When Morning Comes takes place in apartheid South Africa and tells the story of the Soweto Uprising from the perspective of four characters: Jack, a privileged white youth; Thabo, a black youth gang member; Meena, an Indian middle class youth; and Zanele, a poor black young woman activist. Flawed and very real, these characters provide a direct connection to the larger historical setting of the Uprising. On June 16, 1976 an estimated 20,000 students marched the streets of Soweto protesting a law making Afrikaans the language of instruction in schools. Police response was brutal with thousands of youth injured and hundreds killed. “The Soweto Uprising is a story of agency and the power of youth in the face of oppression,” says Raina. “This book is an attempt to understand [those events]. The characters [are] clashing against their own belief system and biases. The small human moments are as evocative as the big historical events the story is set within.” Raina, who was born in Delhi, grew up in Johannesburg in the years shortly after the end of apartheid in 1994 during the time of Truth and Reconciliation. She recalls playing house with her classmates and always being cast in the role of servant. “They had grown up in apartheid,” says Raina. “The white kids always played the parents. That was a very odd and interesting dynamic, how a six-year-old is already being exposed to racism without knowing what that is.” Though she learned the facts of the Uprising as a teen in school, it was later while studying English at Vassar College and reading first-hand accounts of the protesters that she became inspired to write about the Uprising. “By showing different perspectives of the same event I get to show how much who we are shapes the story we tell ourselves and the story that ends up being,” she says. “The contrast in those stories, that’s where the tension in this book really lies, not just the big epic moments.”

Arushi Raina grew up in Johannesburg and her award-winning young adult novel, When Morning Comes, tells the story of the Soweto Uprising through the eyes of four young people. She will host a writing workshop for teenagers at the Gibsons Public Library on Feb. 1, as well as give a talk on the 1976 protest. Photo submitted
Since the novel’s publication, Raina has been giving workshops and presentations in high schools in Canada, the US, and South Africa. “Fiction is a very powerful way for bringing up key issues we want people to grapple with without telling them what to think,” she says. Participants will be given writing exercises and the opportunity to ask questions. “The workshop is going to be playing around with voice and just having a bit of fun,” she says. After the workshop, Raina will give a short presentation on the Soweto Uprising, followed by a reading. “I’m really excited to meet everyone,” she says.
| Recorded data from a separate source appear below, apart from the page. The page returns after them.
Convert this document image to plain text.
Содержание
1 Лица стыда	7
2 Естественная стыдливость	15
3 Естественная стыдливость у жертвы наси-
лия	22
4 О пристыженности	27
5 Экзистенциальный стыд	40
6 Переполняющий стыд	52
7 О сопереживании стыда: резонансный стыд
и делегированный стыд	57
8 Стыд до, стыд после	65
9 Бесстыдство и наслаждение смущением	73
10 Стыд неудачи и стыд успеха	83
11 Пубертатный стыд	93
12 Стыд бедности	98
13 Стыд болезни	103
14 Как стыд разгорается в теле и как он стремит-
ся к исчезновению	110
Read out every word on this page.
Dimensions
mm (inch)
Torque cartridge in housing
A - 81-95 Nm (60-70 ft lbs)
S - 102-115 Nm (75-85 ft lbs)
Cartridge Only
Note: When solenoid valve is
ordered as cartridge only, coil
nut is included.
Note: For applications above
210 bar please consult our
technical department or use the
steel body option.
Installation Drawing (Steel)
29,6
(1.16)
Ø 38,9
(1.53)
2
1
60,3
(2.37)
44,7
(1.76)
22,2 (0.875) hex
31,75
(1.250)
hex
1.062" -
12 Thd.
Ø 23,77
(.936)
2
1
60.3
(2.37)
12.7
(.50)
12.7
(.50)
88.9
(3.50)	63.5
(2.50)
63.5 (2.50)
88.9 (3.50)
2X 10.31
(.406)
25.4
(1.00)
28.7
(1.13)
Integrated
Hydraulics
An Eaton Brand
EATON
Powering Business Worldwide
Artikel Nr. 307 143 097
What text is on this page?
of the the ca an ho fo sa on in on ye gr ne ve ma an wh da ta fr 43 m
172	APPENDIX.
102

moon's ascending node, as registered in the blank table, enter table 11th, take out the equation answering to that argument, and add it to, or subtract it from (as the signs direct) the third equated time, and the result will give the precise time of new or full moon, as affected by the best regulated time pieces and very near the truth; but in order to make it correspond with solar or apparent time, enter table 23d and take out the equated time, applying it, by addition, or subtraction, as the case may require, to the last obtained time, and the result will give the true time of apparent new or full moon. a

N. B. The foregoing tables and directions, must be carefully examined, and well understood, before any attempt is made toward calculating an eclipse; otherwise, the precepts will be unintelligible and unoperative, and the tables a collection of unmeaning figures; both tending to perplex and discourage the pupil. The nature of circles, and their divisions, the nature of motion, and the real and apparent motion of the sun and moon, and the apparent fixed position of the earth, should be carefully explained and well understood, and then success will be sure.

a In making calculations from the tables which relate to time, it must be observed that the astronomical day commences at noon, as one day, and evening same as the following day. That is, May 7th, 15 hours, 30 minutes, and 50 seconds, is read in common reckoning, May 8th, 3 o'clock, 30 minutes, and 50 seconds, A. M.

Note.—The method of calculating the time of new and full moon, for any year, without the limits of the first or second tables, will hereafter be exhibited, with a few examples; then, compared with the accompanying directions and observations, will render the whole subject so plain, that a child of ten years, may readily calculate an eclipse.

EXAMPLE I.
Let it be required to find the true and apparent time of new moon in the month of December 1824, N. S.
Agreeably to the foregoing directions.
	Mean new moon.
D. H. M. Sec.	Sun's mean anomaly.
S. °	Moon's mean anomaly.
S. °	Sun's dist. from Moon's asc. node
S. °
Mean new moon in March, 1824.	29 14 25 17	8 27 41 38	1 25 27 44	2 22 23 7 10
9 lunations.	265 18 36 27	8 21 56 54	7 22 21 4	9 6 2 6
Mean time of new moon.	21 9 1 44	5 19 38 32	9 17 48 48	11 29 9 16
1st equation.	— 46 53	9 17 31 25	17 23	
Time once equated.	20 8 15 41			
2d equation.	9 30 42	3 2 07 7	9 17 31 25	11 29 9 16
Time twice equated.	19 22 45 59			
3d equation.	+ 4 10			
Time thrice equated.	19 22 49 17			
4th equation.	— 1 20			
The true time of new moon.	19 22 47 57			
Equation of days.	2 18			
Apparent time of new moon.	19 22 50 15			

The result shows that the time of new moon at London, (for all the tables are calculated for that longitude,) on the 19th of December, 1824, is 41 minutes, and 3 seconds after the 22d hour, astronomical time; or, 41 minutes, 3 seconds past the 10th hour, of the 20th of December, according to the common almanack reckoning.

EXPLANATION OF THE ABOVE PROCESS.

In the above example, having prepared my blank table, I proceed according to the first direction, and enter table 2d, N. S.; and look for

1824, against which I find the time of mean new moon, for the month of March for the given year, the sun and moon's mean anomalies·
On Saturday Feb. 1, from 11am-1pm, Arushi Raina will give a writing workshop for youth ages 12+. Anyone interested in exploring writing is welcome. The workshop is free but space is limited so those interested should register by calling the library at 604-886-2130. From 2:30-3:30pm Raina will give a reading and short presentation on “The Soweto Youth Uprising in Fact & Fiction” followed by a discussion. Both events take place at the Gibsons Public Library and all are welcome.